Approximately $175.5 million foreign exchange and rupee cover of 13.880 billion, at the rate of $525 per ton, would be required for opening of L/C. At present, the TCP has around Rs 9 billion available under commodity finance operation. In case these exemptions are not made available, the import of 300,000 tons urea will at least take 60 - 70 days from the date of tender to arrive in Pakistan, he added.
Sources said that the TCP Chairman had contested the demand of 50 percent import share by the MoI, saying that his organisation has export and import expertise besides pre-qualified bidders. His viewpoint was supported by the Commerce Secretary.
According to official documents, exclusively made available to this scribe, a meeting was held in the MoI on September 23, 2011, and supply and demand position of urea was discussed.

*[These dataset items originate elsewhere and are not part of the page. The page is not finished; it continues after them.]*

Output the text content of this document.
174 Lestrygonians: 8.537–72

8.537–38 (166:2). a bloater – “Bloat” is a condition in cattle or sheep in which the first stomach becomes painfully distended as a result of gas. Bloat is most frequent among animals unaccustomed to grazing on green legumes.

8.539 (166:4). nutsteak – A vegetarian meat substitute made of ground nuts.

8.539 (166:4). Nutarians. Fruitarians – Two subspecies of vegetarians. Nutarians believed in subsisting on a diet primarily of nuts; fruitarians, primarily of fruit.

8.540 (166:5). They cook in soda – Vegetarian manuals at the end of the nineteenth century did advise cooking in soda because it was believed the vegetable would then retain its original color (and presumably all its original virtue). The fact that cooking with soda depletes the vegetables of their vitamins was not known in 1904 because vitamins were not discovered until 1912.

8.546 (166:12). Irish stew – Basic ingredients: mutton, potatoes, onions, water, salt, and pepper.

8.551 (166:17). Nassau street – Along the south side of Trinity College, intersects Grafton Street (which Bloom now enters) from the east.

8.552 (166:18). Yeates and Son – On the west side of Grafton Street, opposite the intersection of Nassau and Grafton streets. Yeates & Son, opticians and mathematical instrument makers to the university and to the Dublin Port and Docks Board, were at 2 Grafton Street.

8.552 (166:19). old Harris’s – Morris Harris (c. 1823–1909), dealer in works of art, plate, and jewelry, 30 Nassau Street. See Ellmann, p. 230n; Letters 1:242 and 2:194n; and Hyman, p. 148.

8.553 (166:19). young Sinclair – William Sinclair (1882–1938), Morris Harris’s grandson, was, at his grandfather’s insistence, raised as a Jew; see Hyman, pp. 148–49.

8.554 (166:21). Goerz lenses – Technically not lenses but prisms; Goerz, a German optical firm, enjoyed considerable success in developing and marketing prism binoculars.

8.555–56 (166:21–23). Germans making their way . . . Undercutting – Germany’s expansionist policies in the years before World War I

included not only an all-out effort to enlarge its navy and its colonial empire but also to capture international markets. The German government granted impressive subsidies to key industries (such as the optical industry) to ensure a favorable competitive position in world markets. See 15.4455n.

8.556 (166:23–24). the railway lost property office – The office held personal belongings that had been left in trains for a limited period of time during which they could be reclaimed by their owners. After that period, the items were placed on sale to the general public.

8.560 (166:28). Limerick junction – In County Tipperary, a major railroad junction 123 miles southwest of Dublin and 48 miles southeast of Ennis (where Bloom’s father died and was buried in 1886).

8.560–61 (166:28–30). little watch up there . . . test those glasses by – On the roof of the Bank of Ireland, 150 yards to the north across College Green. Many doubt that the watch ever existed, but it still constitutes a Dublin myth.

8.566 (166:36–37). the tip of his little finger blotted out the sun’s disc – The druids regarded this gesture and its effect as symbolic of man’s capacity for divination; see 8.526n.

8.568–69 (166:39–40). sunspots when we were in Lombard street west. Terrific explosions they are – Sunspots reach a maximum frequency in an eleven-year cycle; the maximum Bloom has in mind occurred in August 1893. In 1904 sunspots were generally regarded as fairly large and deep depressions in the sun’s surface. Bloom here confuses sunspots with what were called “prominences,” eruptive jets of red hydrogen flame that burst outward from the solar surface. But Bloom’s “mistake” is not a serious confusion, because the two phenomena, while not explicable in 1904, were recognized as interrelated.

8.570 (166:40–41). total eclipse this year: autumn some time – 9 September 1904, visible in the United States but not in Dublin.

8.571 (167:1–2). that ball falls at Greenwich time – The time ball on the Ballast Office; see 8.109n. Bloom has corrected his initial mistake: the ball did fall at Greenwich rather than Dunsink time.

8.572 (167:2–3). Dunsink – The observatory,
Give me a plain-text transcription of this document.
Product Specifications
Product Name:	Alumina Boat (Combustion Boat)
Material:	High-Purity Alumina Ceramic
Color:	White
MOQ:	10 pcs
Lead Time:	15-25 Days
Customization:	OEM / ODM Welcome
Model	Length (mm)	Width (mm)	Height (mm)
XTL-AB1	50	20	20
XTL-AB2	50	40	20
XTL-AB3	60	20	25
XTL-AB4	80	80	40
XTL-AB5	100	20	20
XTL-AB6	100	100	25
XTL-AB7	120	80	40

The meeting was attended by Punjab Chief Secretary, and representatives of Finance, Commerce, Petroleum and Natural Resources Divisions and Sui Northern and Sui Southern companies.
The two scenarios were discussed in detail. Both gas companies cautioned that gas supply position to fertiliser sector may further worsen. They were apprehending 60 days of winter gas load shedding, instead of 45 days, suggesting that urea be imported at the earliest. The minimum requirement for import of urea was estimated at 0.713 million tons under scenario -I and 1.2 million tons under scenario-II, involving a subsidy of Rs 24.41 billion and 41.08 billion respectively.
According to an official announcement, the committee decided that it would review fertiliser requirements from time to time to ensure its availability to the farmers. Pervaiz Elahi, according to official announcement, stated that transparency in import and distribution of urea would be ensured. He added that if the government continued to supply gas to the fertiliser plants till November 15, local production would be sufficient for the Rabi season.